Entourée d’une foule de journalistes, la première ministre s’est rendue mercredi après-midi à la Chambre des communes pour y prononcer son discours de politique générale.
Faites attention aux microphones environnants. C’est un principe que le Premier ministre saura mettre à profit lors de son passage à Matignon. Alors qu’Elizabeth Bourne était très attendue par des députés en ébullition pour son allocution politique générale de mercredi, le chef du gouvernement a décidé de se rendre à l’Assemblée nationale, entouré de certains membres de l’exécutif.
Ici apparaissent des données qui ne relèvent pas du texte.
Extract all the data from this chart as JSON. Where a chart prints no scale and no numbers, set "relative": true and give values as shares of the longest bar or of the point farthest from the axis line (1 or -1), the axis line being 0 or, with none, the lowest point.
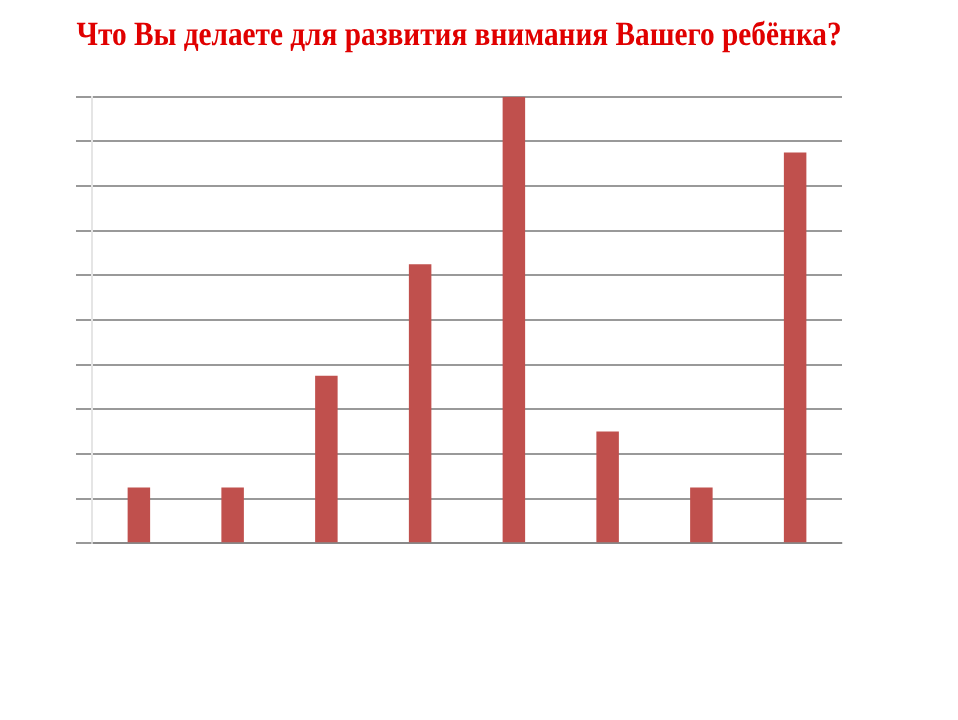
{
  "chart_data": {
    "type": "bar",
    "title": "Что Вы делаете для развития внимания Вашего ребёнка?",
    "categories": [
      null,
      null,
      null,
      null,
      null,
      null,
      null,
      null
    ],
    "relative": true,
    "grid": "y",
    "series": [
      {
        "color": "#c0504d",
        "values": [
          0.125,
          0.125,
          0.375,
          0.625,
          1,
          0.25,
          0.125,
          0.875
        ]
      }
    ]
  }
}
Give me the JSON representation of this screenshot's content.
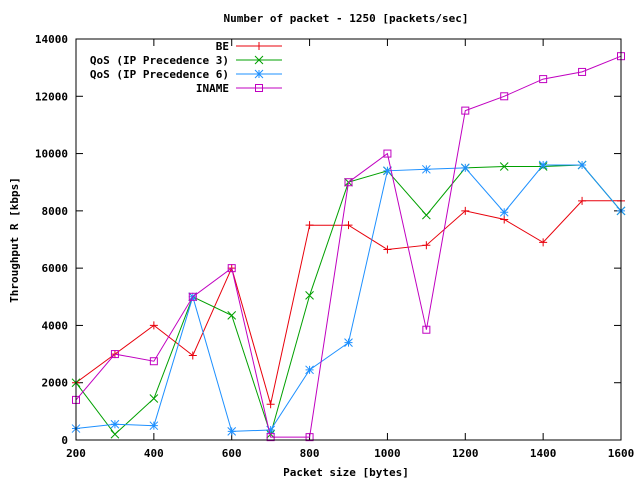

Comme le ministre de l’Intérieur Gérald Darmanen, le porte-parole du gouvernement Olivier Veran ou encore Hervé Berville, le nouveau secrétaire d’Etat à la mer. Lors de son trajet entre Matignon et la Chambre des communes, le premier ministre est entouré de journalistes qui veulent en savoir plus sur son état d’esprit quelques minutes avant de parler. Elizabeth Bourne répond sobrement à cette question : « Sereine et concentrée ».
“Cette journée est-elle importante ?” demande l’un d’eux. “Je pense que oui”, répond sèchement l’hôte de Matignon. Caméras et micros s’éloignent, ces derniers jugeant alors ses propos hors de portée de toute captation. Filmée notamment par LCI et BFMTV, elle se tourne vers les ministres qui la suivent et confie que “c’est vraiment drôle (…). Nous passons notre temps à répondre à des questions stupides.
“On fait tout dans l’urgence”
Prenant les supplications des journalistes avec un ricanement, Elizabeth Bourne continue en les imitant : “Êtes-vous content d’être ici ?” Tout cela sous les rires de ceux qui l’accompagnent. Quelques instants plus tard, Hervé Berville lui demande des précisions sur le calendrier pour terminer l’écriture du discours qu’elle prononcera. « Non, mais c’est un cauchemar, on fait tout à la va-vite. Tout est difficile », explique Elizabeth Bourne. Après son arrivée à la tribune, le Premier ministre est monté à la tribune de l’Assemblée nationale, ouvrant davantage de temps forts institutionnels. Elle a notamment exhorté l’opposition à donner “un sens et une vertu au mot compromis”.